La misión del Papa para acabar con la guerra en Ucrania sigue siendo un misterio
La anunciada misión de paz del Papa Francisco para poner fin al conflicto en Ucrania sigue siendo un secreto guardado tanto en los pasillos del Vaticano como en la diplomacia internacional. Ni Kiev ni Moscú han confirmado la iniciativa, y el Kremlin volvió a negar la existencia de cualquier plan propuesto por la Santa Sede.
Sin embargo, el secretario de Estado del Vaticano, Pietro Parolin, aseguró que la misión se llevará a cabo y que estaba sorprendido por las reacciones de las autoridades ucranianas y rusas. Parolin reiteró las palabras del Papa durante una rueda de prensa en Budapest, donde aseguró que «hay una misión en marcha, pero aún no es pública».

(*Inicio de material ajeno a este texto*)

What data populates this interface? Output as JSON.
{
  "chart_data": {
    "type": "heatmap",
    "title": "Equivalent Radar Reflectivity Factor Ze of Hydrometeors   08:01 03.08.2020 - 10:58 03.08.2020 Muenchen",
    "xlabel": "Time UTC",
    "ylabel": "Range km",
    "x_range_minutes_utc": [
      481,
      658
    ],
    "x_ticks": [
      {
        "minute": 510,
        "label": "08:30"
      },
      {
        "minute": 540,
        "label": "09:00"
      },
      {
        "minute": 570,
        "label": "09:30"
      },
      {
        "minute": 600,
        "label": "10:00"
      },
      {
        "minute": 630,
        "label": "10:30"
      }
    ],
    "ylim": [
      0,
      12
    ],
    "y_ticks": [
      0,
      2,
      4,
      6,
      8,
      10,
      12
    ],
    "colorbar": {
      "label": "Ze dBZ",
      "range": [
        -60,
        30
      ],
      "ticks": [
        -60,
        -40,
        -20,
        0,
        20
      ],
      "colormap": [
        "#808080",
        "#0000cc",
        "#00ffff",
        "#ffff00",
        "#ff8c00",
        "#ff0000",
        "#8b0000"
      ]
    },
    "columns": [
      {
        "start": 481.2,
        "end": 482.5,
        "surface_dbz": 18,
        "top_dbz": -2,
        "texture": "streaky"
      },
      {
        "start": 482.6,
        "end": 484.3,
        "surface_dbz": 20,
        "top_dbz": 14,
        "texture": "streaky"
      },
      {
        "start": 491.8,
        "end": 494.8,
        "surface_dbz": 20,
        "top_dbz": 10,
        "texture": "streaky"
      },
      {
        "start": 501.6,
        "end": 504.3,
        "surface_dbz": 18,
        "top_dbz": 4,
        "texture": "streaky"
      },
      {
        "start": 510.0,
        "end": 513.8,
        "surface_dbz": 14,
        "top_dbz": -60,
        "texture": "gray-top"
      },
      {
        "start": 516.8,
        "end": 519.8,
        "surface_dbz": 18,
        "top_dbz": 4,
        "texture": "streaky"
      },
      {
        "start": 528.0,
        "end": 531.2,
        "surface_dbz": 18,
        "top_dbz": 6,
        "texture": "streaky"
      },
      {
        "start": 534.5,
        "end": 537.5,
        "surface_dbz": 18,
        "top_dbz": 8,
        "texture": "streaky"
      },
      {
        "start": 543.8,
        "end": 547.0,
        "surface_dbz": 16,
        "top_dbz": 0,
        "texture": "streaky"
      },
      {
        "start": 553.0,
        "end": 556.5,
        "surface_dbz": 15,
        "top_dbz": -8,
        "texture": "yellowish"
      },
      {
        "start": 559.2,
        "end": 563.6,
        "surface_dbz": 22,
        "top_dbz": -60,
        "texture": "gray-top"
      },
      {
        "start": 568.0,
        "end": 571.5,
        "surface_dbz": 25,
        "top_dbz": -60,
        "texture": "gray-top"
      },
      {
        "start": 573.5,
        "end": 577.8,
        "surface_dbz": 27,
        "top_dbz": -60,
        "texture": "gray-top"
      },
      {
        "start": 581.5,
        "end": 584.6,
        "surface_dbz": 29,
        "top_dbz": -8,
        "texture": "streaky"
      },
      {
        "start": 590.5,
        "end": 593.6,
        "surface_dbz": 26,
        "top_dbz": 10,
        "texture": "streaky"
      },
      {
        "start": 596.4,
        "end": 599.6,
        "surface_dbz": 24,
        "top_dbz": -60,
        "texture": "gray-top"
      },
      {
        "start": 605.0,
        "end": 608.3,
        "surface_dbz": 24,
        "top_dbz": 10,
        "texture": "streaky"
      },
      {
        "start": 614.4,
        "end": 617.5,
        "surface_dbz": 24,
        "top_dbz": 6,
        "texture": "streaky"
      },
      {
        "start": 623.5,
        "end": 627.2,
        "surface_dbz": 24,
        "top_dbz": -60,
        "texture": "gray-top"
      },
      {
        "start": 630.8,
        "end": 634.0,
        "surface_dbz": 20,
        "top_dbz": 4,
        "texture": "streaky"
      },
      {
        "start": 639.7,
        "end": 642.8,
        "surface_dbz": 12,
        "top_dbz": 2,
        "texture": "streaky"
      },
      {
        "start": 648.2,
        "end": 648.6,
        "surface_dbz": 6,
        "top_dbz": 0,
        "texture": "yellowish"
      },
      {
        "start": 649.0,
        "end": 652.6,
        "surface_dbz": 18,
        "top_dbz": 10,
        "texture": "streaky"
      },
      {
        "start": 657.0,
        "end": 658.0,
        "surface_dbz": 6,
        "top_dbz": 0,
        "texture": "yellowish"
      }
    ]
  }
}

Por el momento, nadie sabe cómo interpretar esta negación o qué motivación o razonamiento podría estar detrás de ella. La presencia del metropolita Antoni, presidente del Departamento de Relaciones Exteriores del Patriarcado de Moscú, en el Vaticano durante estos días no tiene relación con la misión, según Parolin.
La iniciativa papal ha sido comparada con el intento de Juan Pablo II de evitar el estallido de un conflicto en Oriente Medio en 2003, enviado al cardenal Roger Etchegaray a Bagdad y al cardenal Pio Laghi a Washington para negociar con Saddam Hussein. Aunque Laghi no logró ningún resultado, Etchegaray tuvo éxito al reunirse con el presidente iraquí y convencerlo de aprobar una ley contra las armas de destrucción masiva en 48 horas.